Les Français des « zones périphériques », qui montent des barrages routiers pour protester contre la politique écologique du président Macron, ont ceci en commun avec les banlieusards du Québec qu’ils sont tous entièrement dépendants de l’automobile.

Ce n’est pas par hasard que la CAQ n’avait aucun programme environnemental à son arrivée au pouvoir, qu’elle est en faveur du troisième lien à Québec et que le premier ministre a laissé le ministère de l’Environnement à une néophyte.

C’est tout simplement parce que la CAQ, absente de Montréal et reine du 450, est le parti des banlieues qui n’en finissent plus de s’étaler, le parti des petites maisons unifamiliales, des autoroutes et des centres commerciaux géants, là où toutes les activités se font au volant d’une voiture individuelle, parce que les transports en commun y sont par définition impraticables faute de densité démographique.

Ce n’est pas une amicale conversation avec Dominic Champagne qui va pousser François Legault à aller contre les intérêts de sa base électorale et à instaurer, par exemple, des mesures punitives contre les automobilistes ou les consommateurs de bœuf !

M. Legault n’aura pas le choix, pas plus que Justin Trudeau pouvait se permettre d’ignorer les provinces productrices d’hydrocarbures et de saper l’économie du pays en refusant d’exporter le pétrole albertain.

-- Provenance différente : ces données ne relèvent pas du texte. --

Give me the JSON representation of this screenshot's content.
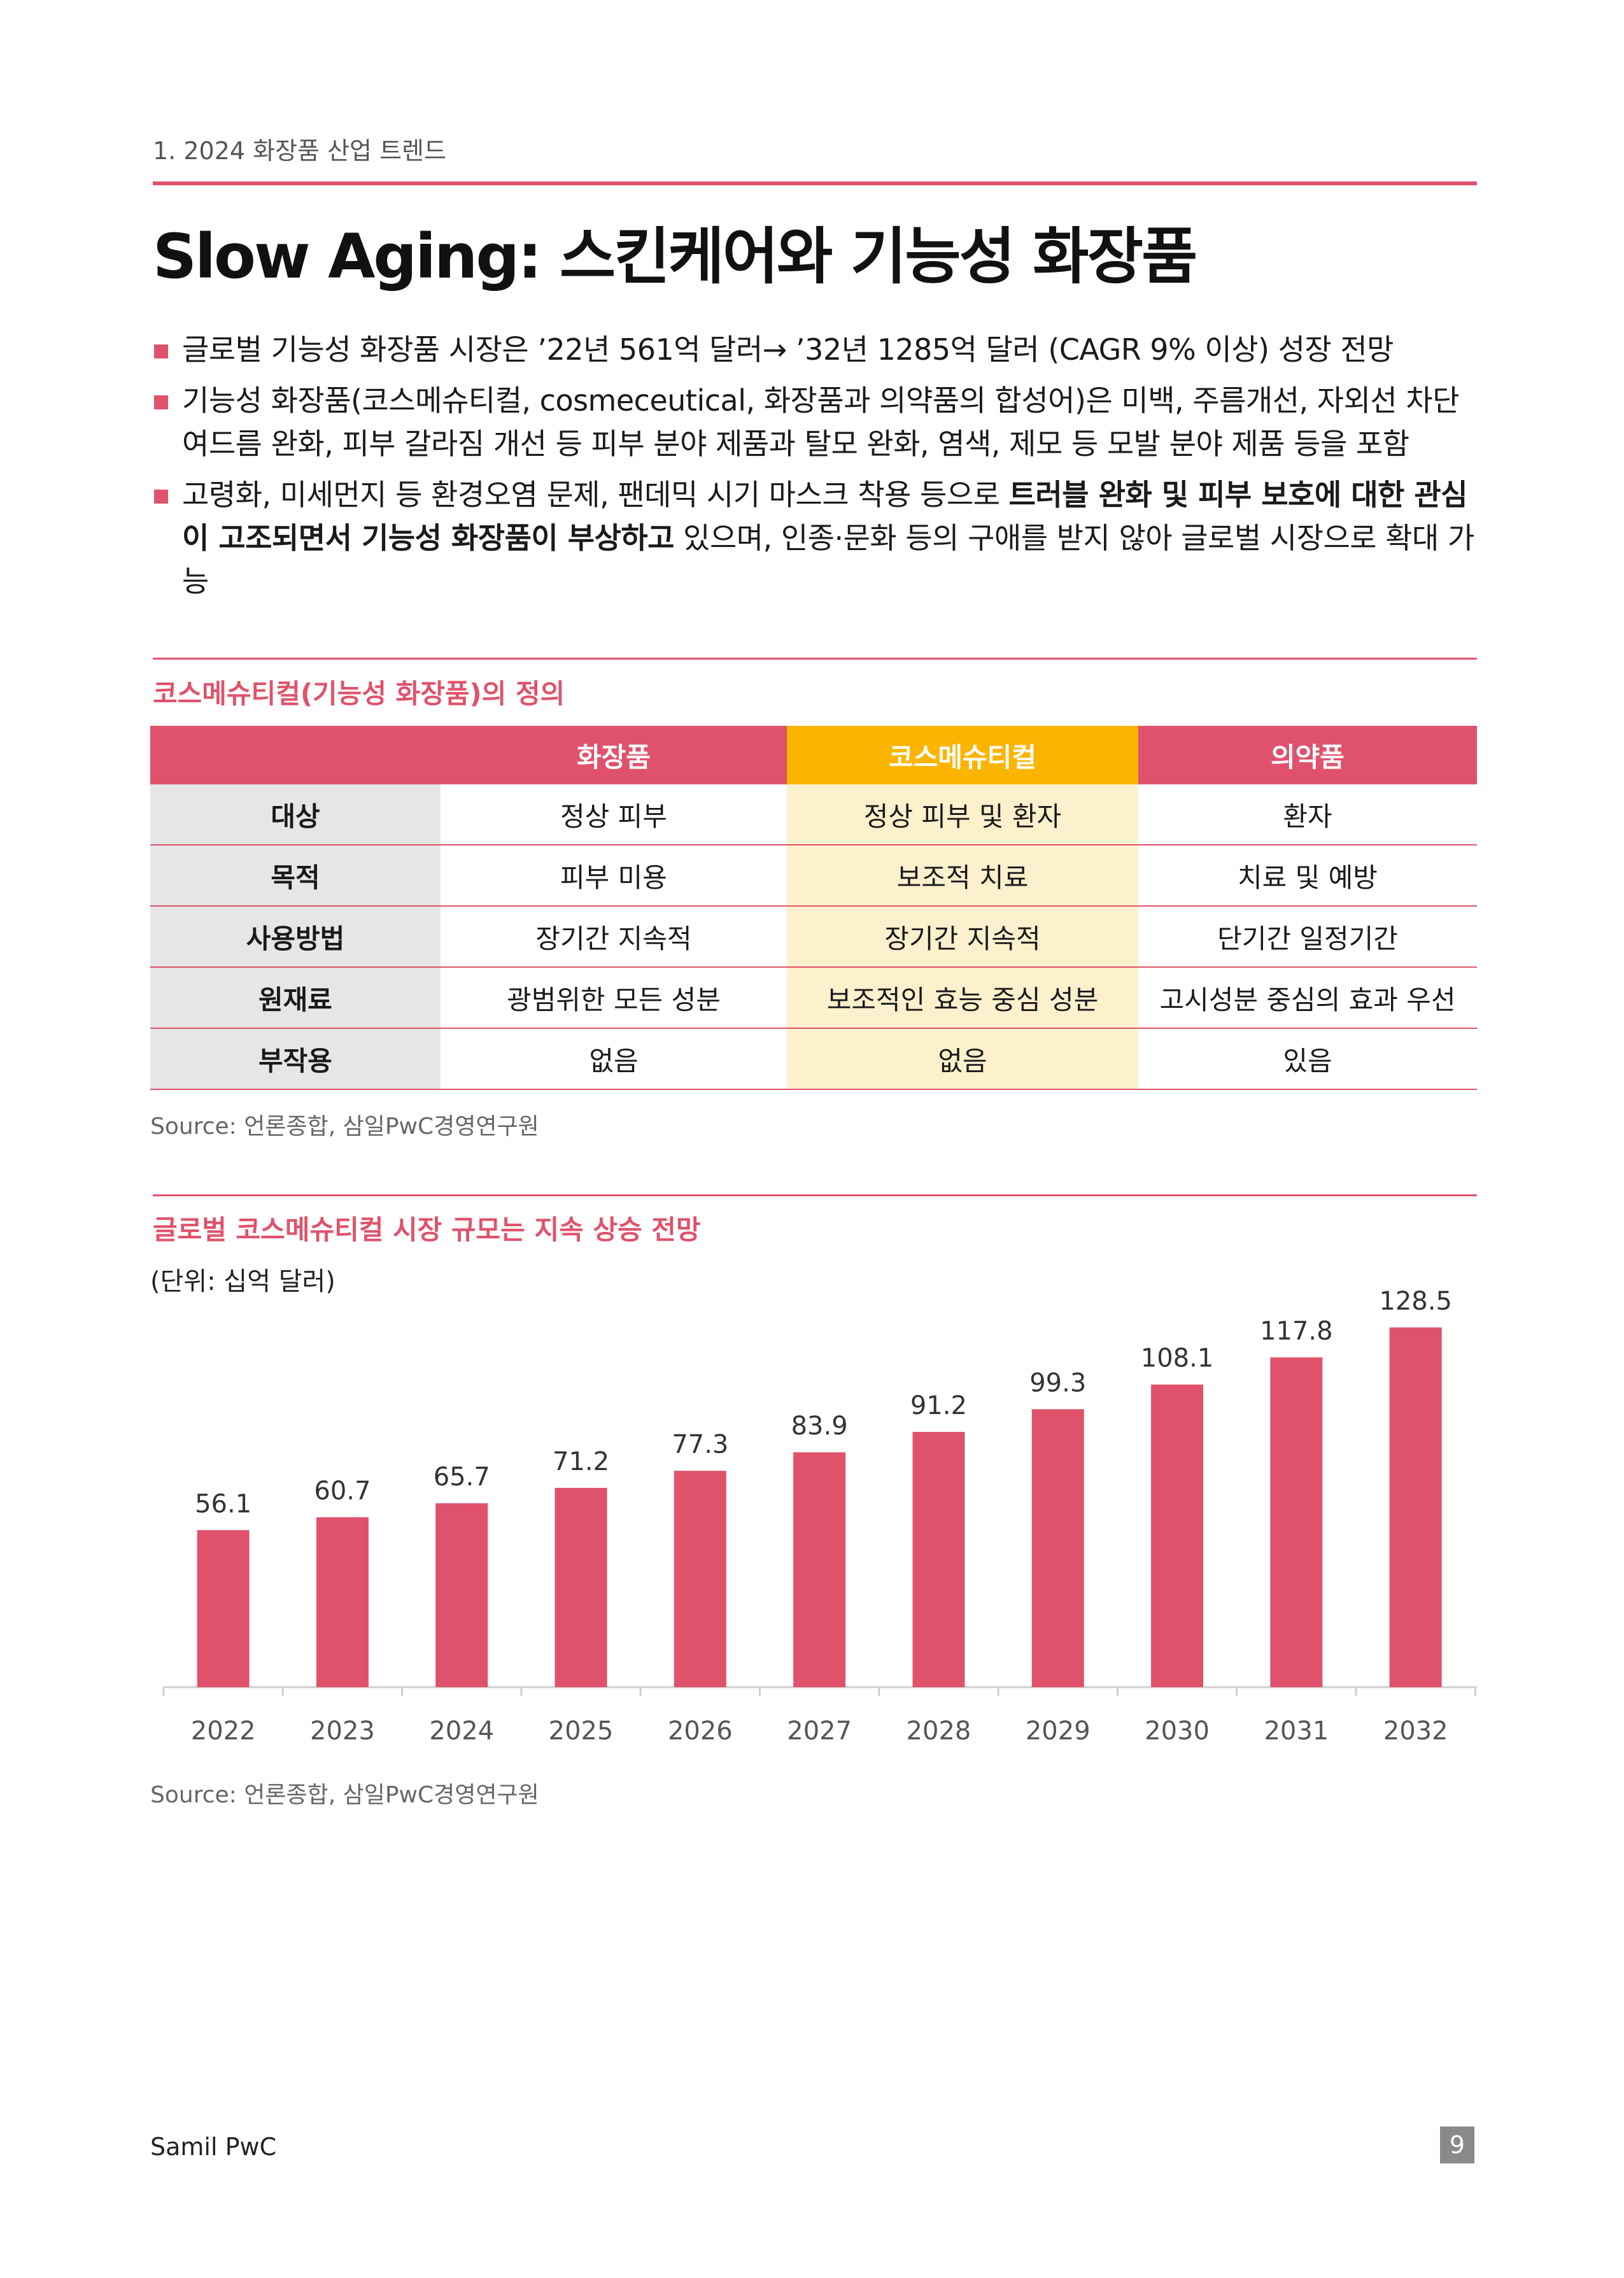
{
  "header": {
    "section": "1. 2024 화장품 산업 트렌드"
  },
  "title": "Slow Aging: 스킨케어와 기능성 화장품",
  "bullets": [
    {
      "before": "글로벌 기능성 화장품 시장은 ’22년 561억 달러→ ’32년 1285억 달러 (CAGR 9% 이상) 성장 전망",
      "bold": "",
      "after": ""
    },
    {
      "before": "기능성 화장품(코스메슈티컬, cosmeceutical, 화장품과 의약품의 합성어)은 미백, 주름개선, 자외선 차단 여드름 완화, 피부 갈라짐 개선 등 피부 분야 제품과 탈모 완화, 염색, 제모 등 모발 분야 제품 등을 포함",
      "bold": "",
      "after": ""
    },
    {
      "before": "고령화, 미세먼지 등 환경오염 문제, 팬데믹 시기 마스크 착용 등으로 ",
      "bold": "트러블 완화 및 피부 보호에 대한 관심이 고조되면서 기능성 화장품이 부상하고",
      "after": " 있으며, 인종·문화 등의 구애를 받지 않아 글로벌 시장으로 확대 가능"
    }
  ],
  "definition": {
    "title": "코스메슈티컬(기능성 화장품)의 정의",
    "columns": [
      "",
      "화장품",
      "코스메슈티컬",
      "의약품"
    ],
    "rows": [
      {
        "label": "대상",
        "cells": [
          "정상 피부",
          "정상 피부 및 환자",
          "환자"
        ]
      },
      {
        "label": "목적",
        "cells": [
          "피부 미용",
          "보조적 치료",
          "치료 및 예방"
        ]
      },
      {
        "label": "사용방법",
        "cells": [
          "장기간 지속적",
          "장기간 지속적",
          "단기간 일정기간"
        ]
      },
      {
        "label": "원재료",
        "cells": [
          "광범위한 모든 성분",
          "보조적인 효능 중심 성분",
          "고시성분 중심의 효과 우선"
        ]
      },
      {
        "label": "부작용",
        "cells": [
          "없음",
          "없음",
          "있음"
        ]
      }
    ],
    "source": "Source: 언론종합, 삼일PwC경영연구원"
  },
  "market": {
    "title": "글로벌 코스메슈티컬 시장 규모는 지속 상승 전망",
    "unit": "(단위: 십억 달러)",
    "source": "Source: 언론종합, 삼일PwC경영연구원"
  },
  "chart_data": {
    "type": "bar",
    "categories": [
      "2022",
      "2023",
      "2024",
      "2025",
      "2026",
      "2027",
      "2028",
      "2029",
      "2030",
      "2031",
      "2032"
    ],
    "values": [
      56.1,
      60.7,
      65.7,
      71.2,
      77.3,
      83.9,
      91.2,
      99.3,
      108.1,
      117.8,
      128.5
    ],
    "title": "글로벌 코스메슈티컬 시장 규모는 지속 상승 전망",
    "ylabel": "(단위: 십억 달러)",
    "ylim": [
      0,
      128.5
    ],
    "grid": false,
    "data_labels": true,
    "bar_color": "#e0526b"
  },
  "footer": {
    "brand": "Samil PwC",
    "page": "9"
  },
  "colors": {
    "accent": "#e0526b",
    "highlight": "#fbb500",
    "highlight_light": "#fdf0cc"
  }
}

En France, la situation est l’inverse : le pouvoir est résolument engagé dans la transition écologique. Les vrais partisans d’Emmanuel Macron, ceux qui auraient voté pour lui même s’il n’avait pas été le seul recours contre Marine Le Pen, appartiennent à la bourgeoisie urbaine (cadres, professionnels, artistes vedettes, patrons, diplômés universitaires, etc.). Ceux-là sont en faveur de la fiscalité écologique, et pour cause !

Heureux habitants de villes densément peuplées, ils se déplacent en transports en commun, en taxi, à vélo ou à pied pour garder la forme. Ils ne fument pas. Ils mangent bio. Ils sont de fiers Européens. Ils trouvent le nationalisme ringard et la mondialisation bénéfique. Ils ont les moyens d’acheter une voiture électrique. Pour préserver leur santé, leurs parcs et leurs commerces de proximité, ils font la guerre aux hydrocarbures… et tant pis pour les banlieusards qui doivent venir en auto gagner leur vie dans les centres-villes.

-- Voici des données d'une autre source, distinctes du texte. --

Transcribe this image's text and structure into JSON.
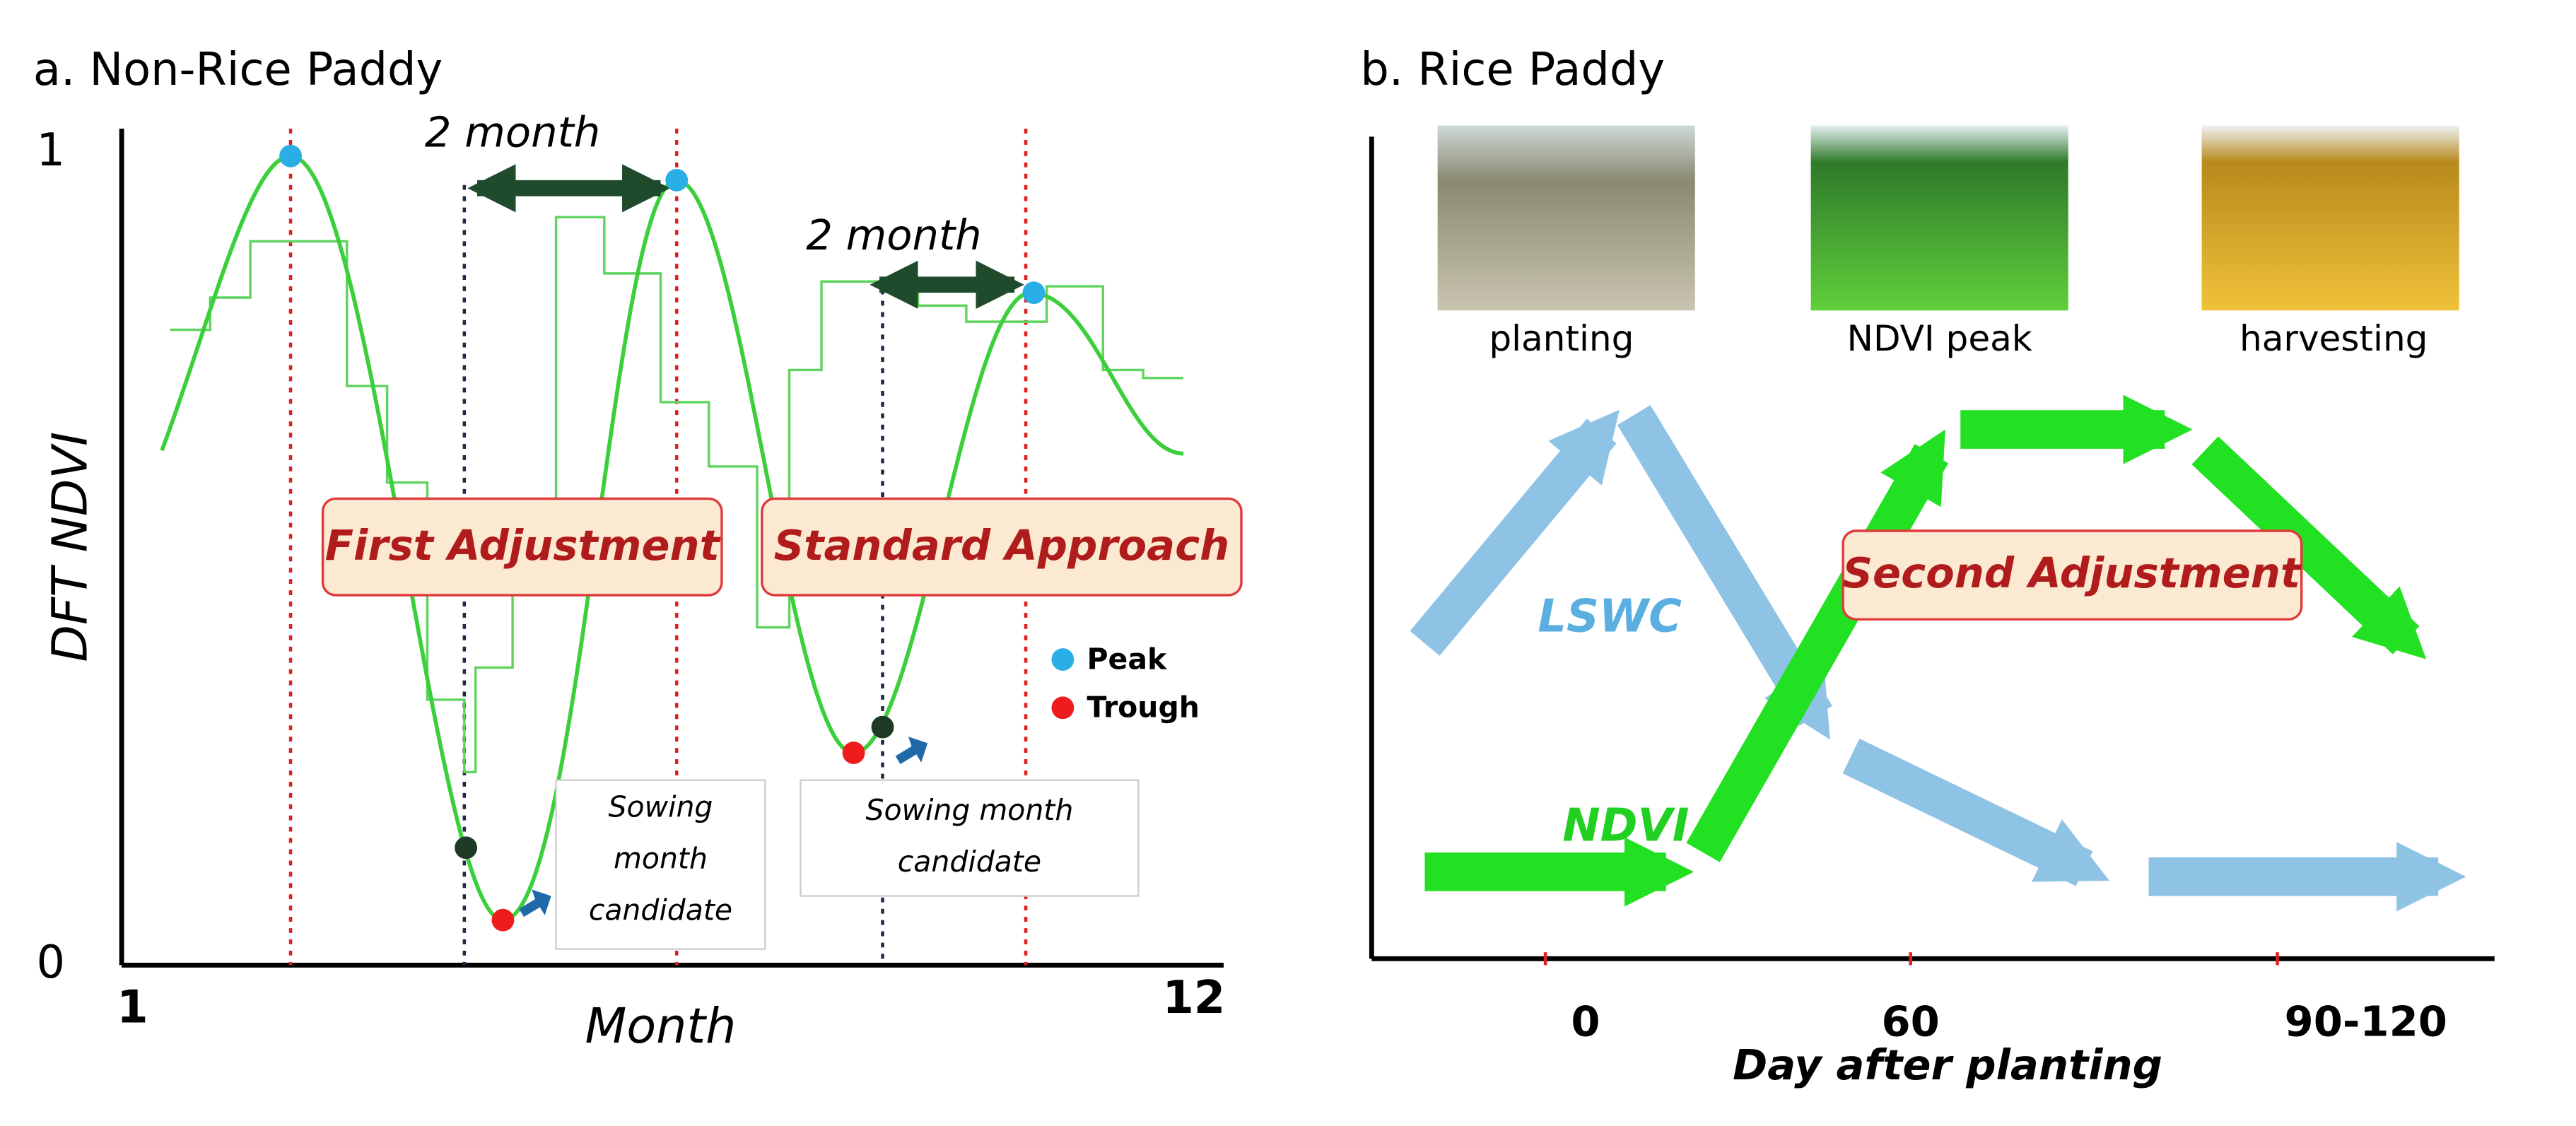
{
  "panel_a": {
    "title": "a. Non-Rice Paddy",
    "y_top": "1",
    "y_bottom": "0",
    "x_left": "1",
    "x_right": "12",
    "x_label": "Month",
    "y_label": "DFT NDVI",
    "interval_1": "2 month",
    "interval_2": "2 month",
    "label_1": "First Adjustment",
    "label_2": "Standard Approach",
    "legend": [
      "Peak",
      "Trough"
    ],
    "note_1": [
      "Sowing",
      "month",
      "candidate"
    ],
    "note_2": [
      "Sowing month",
      "candidate"
    ]
  },
  "panel_b": {
    "title": "b. Rice Paddy",
    "photos": [
      "planting",
      "NDVI peak",
      "harvesting"
    ],
    "series_1": "LSWC",
    "series_2": "NDVI",
    "label": "Second Adjustment",
    "ticks": [
      "0",
      "60",
      "90-120"
    ],
    "x_label": "Day after planting"
  }
}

Les métropoles se sont transformées en « citadelles », dit le géographe Christophe Guilluy. Des péages et des pistes cyclables y ont remplacé les ponts-levis d’antan et elles ont plus en commun entre elles qu’avec leurs arrière-pays respectifs. Paris est plus proche de Londres ou de Barcelone que de Montauban ou de Vierzon.

Selon Guilluy, « la défense de l’écologie est devenue un outil de distinction sociale », entre ceux chez qui la transition écologique n’entraîne aucun grand sacrifice personnel et les autres, ces majorités oubliées des zones périphériques qui ne sont ni assez riches pour vivre sans compter leurs sous, ni assez pauvres pour avoir droit aux aides sociales.

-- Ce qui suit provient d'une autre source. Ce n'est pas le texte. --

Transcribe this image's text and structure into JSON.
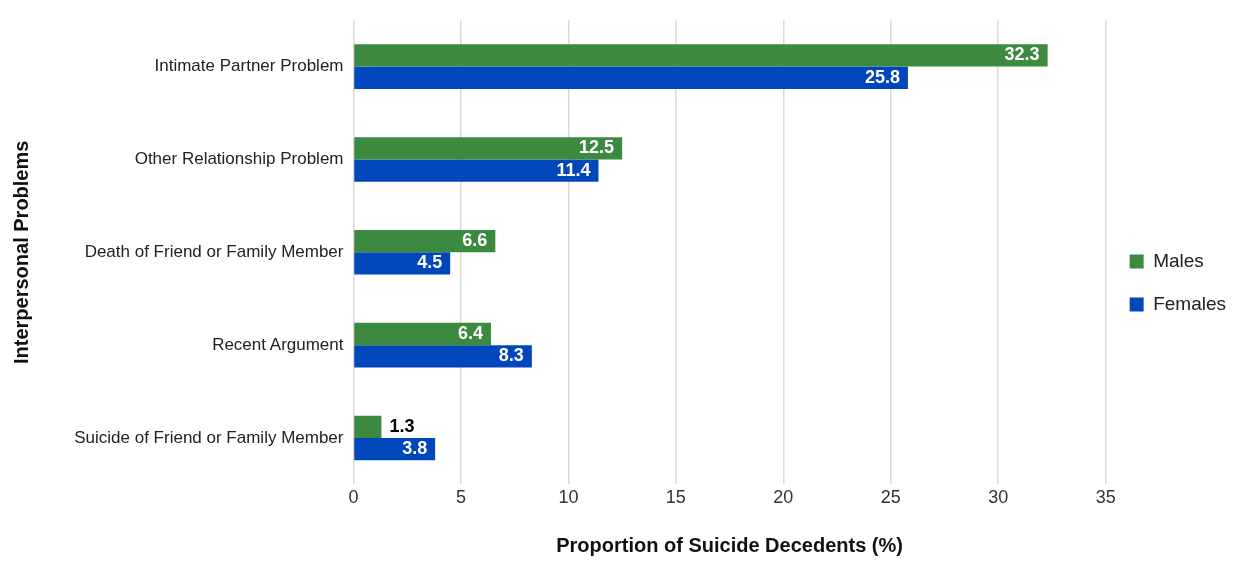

Peut-on appliquer le même modèle au Québec ?

La dichotomie entre les « bobos des villes » et les « beaufs des champs » est certainement beaucoup moins marquée ici qu’en France. Mais il existe certainement un Québec « coupé en deux » selon le degré de dépendance à l’auto.

L’opposition entre les élites urbaines et les populations de l’intérieur est en tout cas bien vivace aux États-Unis, avec le résultat catastrophique qu’elle a porté Donald Trump au pouvoir… sans même que ces élites, planquées dans leurs citadelles de New York, Boston ou San Francisco, aient vu monter la sourde marée qui allait déferler jusqu’à leurs remparts.

Aux États-Unis, des masses de citoyens déclassés par la mondialisation industrielle ont voté contre le système qui les méprisait. Contre les démocrates qui avaient abandonné la classe ouvrière pour se consacrer aux minorités sexuelles et ethniques, contre les Clinton et leurs donateurs de Wall Street, contre Hillary qui les avait qualifiés de « basket of deplorables » (« un paquet de types pathétiques »), contre les médias qui ne s’étaient pas donné la peine de s’intéresser à leur sort.

Le Québec, dont la culture est plus égalitaire, a la chance de pouvoir éviter cette irrémédiable fracture, mais il y faudra quand même beaucoup d’habileté politique pour manœuvrer entre les pressions du mouvement écologique et la résistance de la banlieue et des régions rurales.